A quote from Tosca: I feel one of the most dangerous diseases of humankind is often people's inability to imagine the world from another person, animal, and/or plant’s perspective. My work in nonhuman bio-sonification, fungi bio-materials; creating immersive environments strive to overcome these biases. Tosca Terán

FRI, NOV 18

CET 23:15 - 00:15

ET 17:15 - 18:15

Panel with Presentations

Art, Media and Social Justice in the Metaverse

The tools and foundational technologies exist to create what we imagine the metaverse might be one day: an interconnected web of mixed reality and fully 3D navigable digital worlds that are persistent, interoperable, and social, with vibrant economic structures and diverse cultures. In this panel we’ll hear from artists pushing the creative limits of what is possible in our efforts to make the metaverse not only a place for consuming, conducting business, and socializing, but also a space for artistic experimentation, engaged participation, belonging, well-being, and social justice.

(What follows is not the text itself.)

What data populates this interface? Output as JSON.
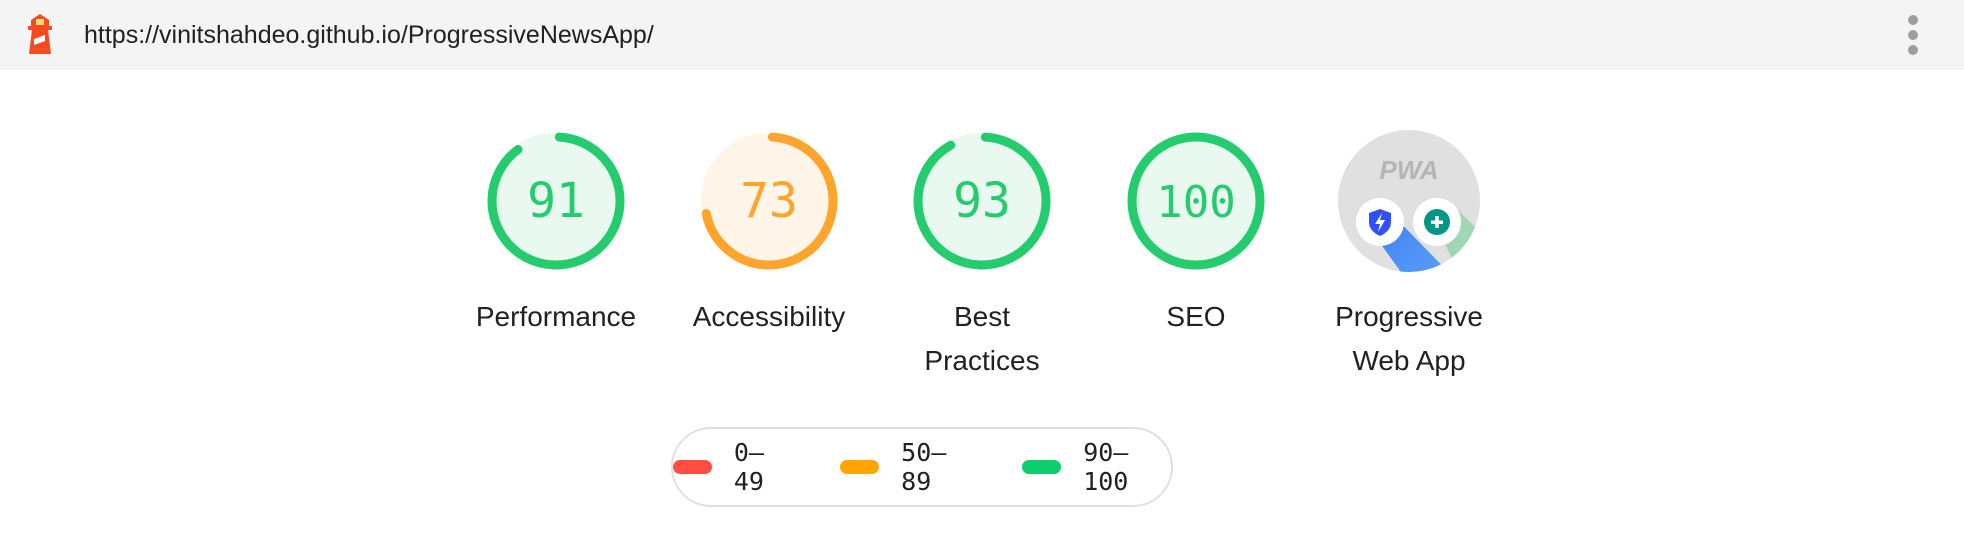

Panelists and Presentations:
Tosca Terán, Oksana Syhareva, Alina Mikhaleva


Moderator:
Georgy Molodtsov

Tosca Terán’s works are designed to raise awareness of environmental and societal issues. Often these works express scientific data obtained through collaborations with scientists, physicists and engineers that take the form of sound art, bio-art and design. She started sharing her artistic collaborations with Algae, Physarum polycephalum, and Mycelium in 2016, translating biodata from non-human organisms into music. Her works incorporate realtime, nonhuman bio-sonification, and illicit strong emotional, empathic responses towards nonhuman organisms. In this virtual performance and discussion, Terán presents a remake of Mycelia, a live immersive electronic music and 3D world created in VR Chat, an online virtual world platform. In this work, Terán She connects living mycelium (a network of fungal threads or hyphae) to the Mycelia VRChat environment where it creates a reactive mediascape. Haptic sensors are placed around the mycelium in the physical world which respond to touch within VRChat.

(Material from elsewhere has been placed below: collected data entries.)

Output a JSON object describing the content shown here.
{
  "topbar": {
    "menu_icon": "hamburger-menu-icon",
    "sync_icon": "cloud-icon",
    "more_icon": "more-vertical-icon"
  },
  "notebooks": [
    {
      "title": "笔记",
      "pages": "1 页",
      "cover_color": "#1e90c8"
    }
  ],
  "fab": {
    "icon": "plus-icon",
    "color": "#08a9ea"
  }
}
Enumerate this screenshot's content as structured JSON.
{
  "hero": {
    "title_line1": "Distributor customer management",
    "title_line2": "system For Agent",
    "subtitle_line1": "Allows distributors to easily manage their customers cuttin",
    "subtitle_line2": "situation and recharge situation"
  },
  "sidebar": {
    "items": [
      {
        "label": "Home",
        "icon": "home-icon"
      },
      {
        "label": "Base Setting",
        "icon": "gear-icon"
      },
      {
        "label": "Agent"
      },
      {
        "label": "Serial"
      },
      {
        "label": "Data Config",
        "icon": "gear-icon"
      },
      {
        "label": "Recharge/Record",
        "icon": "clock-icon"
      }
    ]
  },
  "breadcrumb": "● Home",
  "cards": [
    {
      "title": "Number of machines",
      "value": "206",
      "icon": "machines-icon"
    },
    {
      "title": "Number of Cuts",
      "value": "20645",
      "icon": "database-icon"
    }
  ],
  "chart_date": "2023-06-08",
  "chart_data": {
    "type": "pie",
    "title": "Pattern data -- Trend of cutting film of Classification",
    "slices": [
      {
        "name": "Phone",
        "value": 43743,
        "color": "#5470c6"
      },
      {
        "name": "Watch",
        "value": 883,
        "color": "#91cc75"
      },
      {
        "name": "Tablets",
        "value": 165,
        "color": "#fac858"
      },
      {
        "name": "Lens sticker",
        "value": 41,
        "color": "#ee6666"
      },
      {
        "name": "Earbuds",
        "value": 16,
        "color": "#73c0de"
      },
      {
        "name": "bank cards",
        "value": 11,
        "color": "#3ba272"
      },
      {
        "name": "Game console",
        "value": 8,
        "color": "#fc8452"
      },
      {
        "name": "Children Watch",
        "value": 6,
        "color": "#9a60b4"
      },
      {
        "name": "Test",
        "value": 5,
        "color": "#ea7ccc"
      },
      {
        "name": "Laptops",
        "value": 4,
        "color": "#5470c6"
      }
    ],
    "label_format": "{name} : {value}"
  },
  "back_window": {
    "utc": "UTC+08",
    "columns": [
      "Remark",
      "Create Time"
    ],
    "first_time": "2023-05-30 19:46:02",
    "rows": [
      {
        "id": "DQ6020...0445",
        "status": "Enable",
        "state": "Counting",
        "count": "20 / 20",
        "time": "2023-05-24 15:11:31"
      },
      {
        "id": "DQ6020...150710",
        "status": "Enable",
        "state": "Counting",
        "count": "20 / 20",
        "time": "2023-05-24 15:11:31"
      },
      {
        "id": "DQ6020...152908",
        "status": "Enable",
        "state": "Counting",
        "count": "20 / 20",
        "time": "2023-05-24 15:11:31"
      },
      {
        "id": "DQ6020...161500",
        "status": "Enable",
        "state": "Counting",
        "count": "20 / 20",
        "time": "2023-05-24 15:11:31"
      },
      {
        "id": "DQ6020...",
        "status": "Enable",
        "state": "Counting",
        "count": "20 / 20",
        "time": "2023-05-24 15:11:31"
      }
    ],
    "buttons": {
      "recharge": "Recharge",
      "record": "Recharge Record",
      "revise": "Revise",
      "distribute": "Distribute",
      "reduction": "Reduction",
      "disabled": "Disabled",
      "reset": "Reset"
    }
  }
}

Oksana Syhareva shares her experience as a Ukrainian XR-producer and tells about her project UP IN THE AIR. UP IN THE AIR is a story about children who develop their abilities in the circus studio. They are air gymnasts. The studio's students win numerous international festivals and competitions, some of them perform in French Cirque du Soleil. These kids are future students of the Ukrainian National Circus Academy and future artists of the Ukrainian Circus. Children used to train in a unique building - the Old Circus named after Grikke which is over 120 years old in their hometown Kharkiv, Ukraine. This is the first stone circus in the city and in the country.

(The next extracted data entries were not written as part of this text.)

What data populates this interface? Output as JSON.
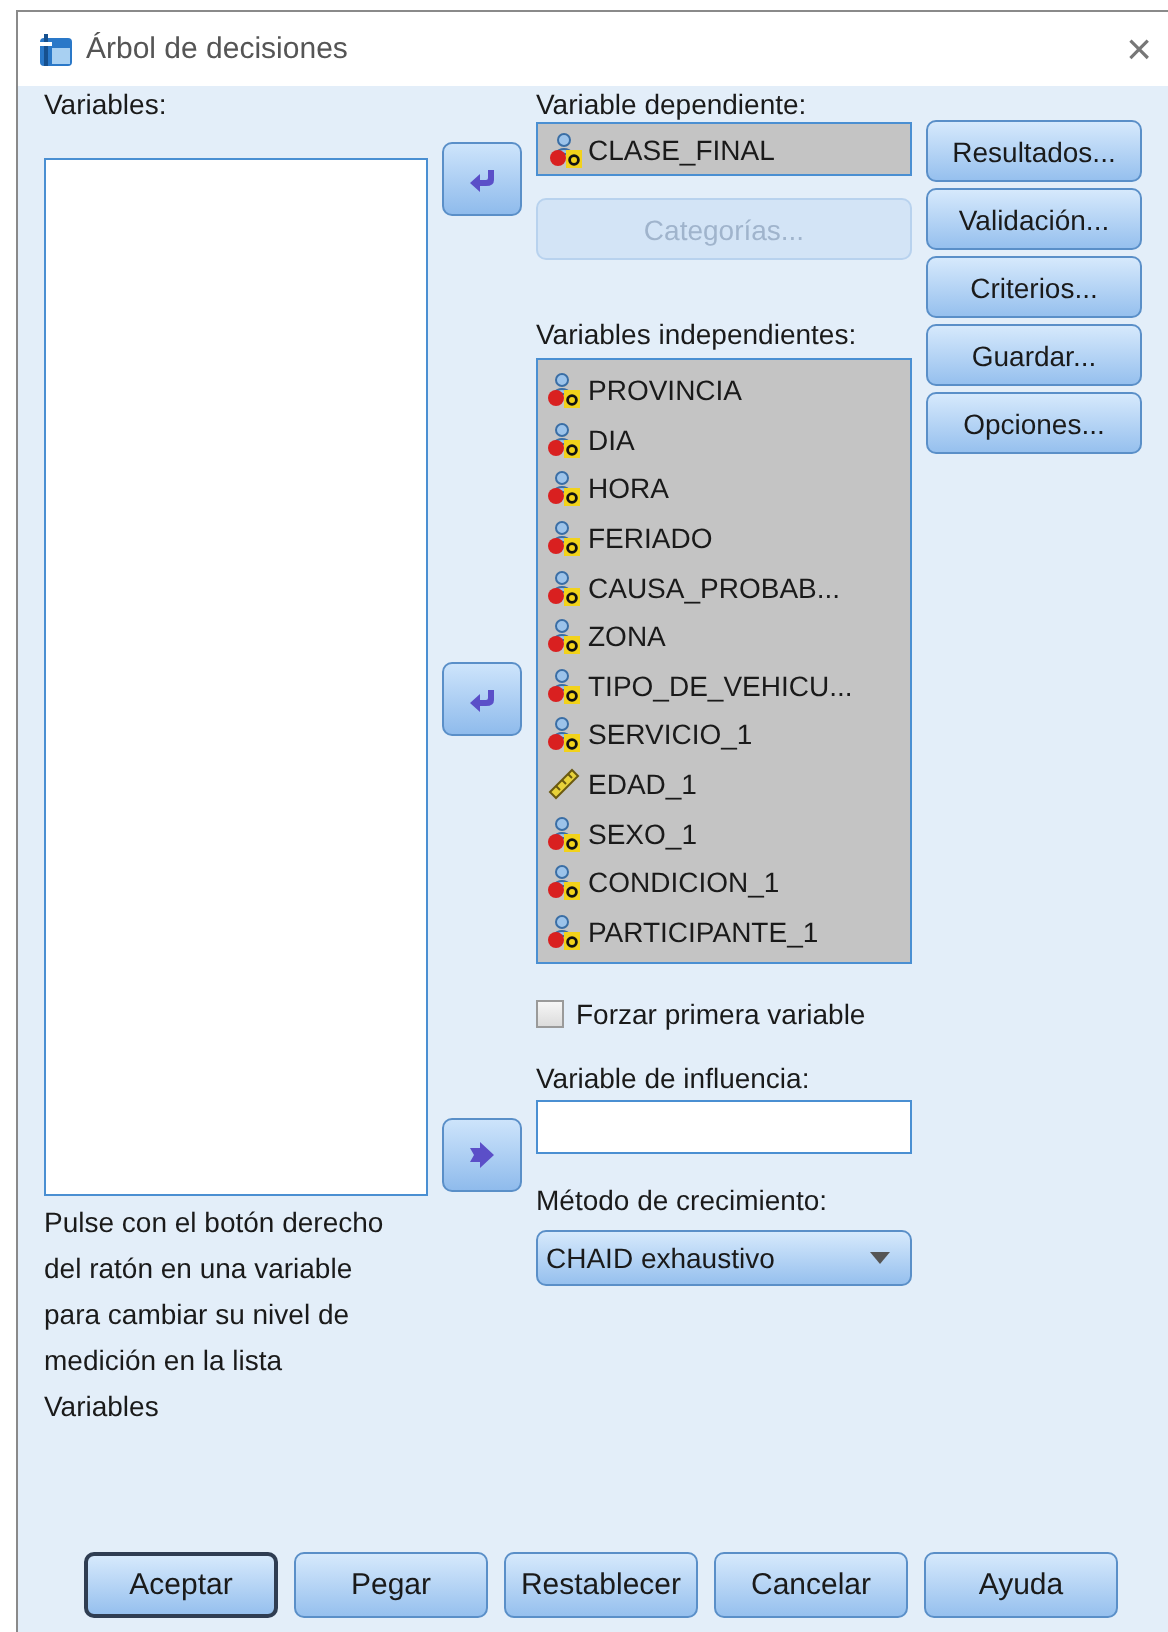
{
  "window": {
    "title": "Árbol de decisiones",
    "close": "×"
  },
  "variables": {
    "label": "Variables:"
  },
  "dependent": {
    "label": "Variable dependiente:",
    "value": {
      "name": "CLASE_FINAL",
      "kind": "nominal"
    },
    "categories_button": {
      "label": "Categorías...",
      "disabled": true
    }
  },
  "independent": {
    "label": "Variables independientes:",
    "items": [
      {
        "name": "PROVINCIA",
        "kind": "nominal"
      },
      {
        "name": "DIA",
        "kind": "nominal"
      },
      {
        "name": "HORA",
        "kind": "nominal"
      },
      {
        "name": "FERIADO",
        "kind": "nominal"
      },
      {
        "name": "CAUSA_PROBAB...",
        "kind": "nominal"
      },
      {
        "name": "ZONA",
        "kind": "nominal"
      },
      {
        "name": "TIPO_DE_VEHICU...",
        "kind": "nominal"
      },
      {
        "name": "SERVICIO_1",
        "kind": "nominal"
      },
      {
        "name": "EDAD_1",
        "kind": "scale"
      },
      {
        "name": "SEXO_1",
        "kind": "nominal"
      },
      {
        "name": "CONDICION_1",
        "kind": "nominal"
      },
      {
        "name": "PARTICIPANTE_1",
        "kind": "nominal"
      }
    ]
  },
  "arrows": [
    {
      "kind": "left"
    },
    {
      "kind": "left"
    },
    {
      "kind": "right"
    }
  ],
  "force_first": {
    "label": "Forzar primera variable",
    "checked": false
  },
  "influence": {
    "label": "Variable de influencia:"
  },
  "growth_method": {
    "label": "Método de crecimiento:",
    "value": "CHAID exhaustivo"
  },
  "help_text": "Pulse con el botón derecho del ratón en una variable para cambiar su nivel de medición en la lista Variables",
  "side_buttons": [
    "Resultados...",
    "Validación...",
    "Criterios...",
    "Guardar...",
    "Opciones..."
  ],
  "bottom_buttons": [
    {
      "label": "Aceptar",
      "default": true
    },
    {
      "label": "Pegar",
      "default": false
    },
    {
      "label": "Restablecer",
      "default": false
    },
    {
      "label": "Cancelar",
      "default": false
    },
    {
      "label": "Ayuda",
      "default": false
    }
  ]
}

Alina Mikhaleva discuss her experience as news media executive and XR technologist through the prism of Venice VR Expanded satellite program organization. With over ten years of experience in broadcast media and content marketing, Alina witnessed digital revolution in the news industry from within. Seeing the overall struggle of the news business to stay relevant to audiences worldwide, Alina shifted her attention to future formats of audience engagement - Virtual and Augmented reality. Her experience in digital media and immersive tech has led her to develop a deeper interest in how human brains interact with content at large, and inspired her to launch a new initiative. Since 2020, Alina has been running virtual events and helping audiences to connect in virtual reality.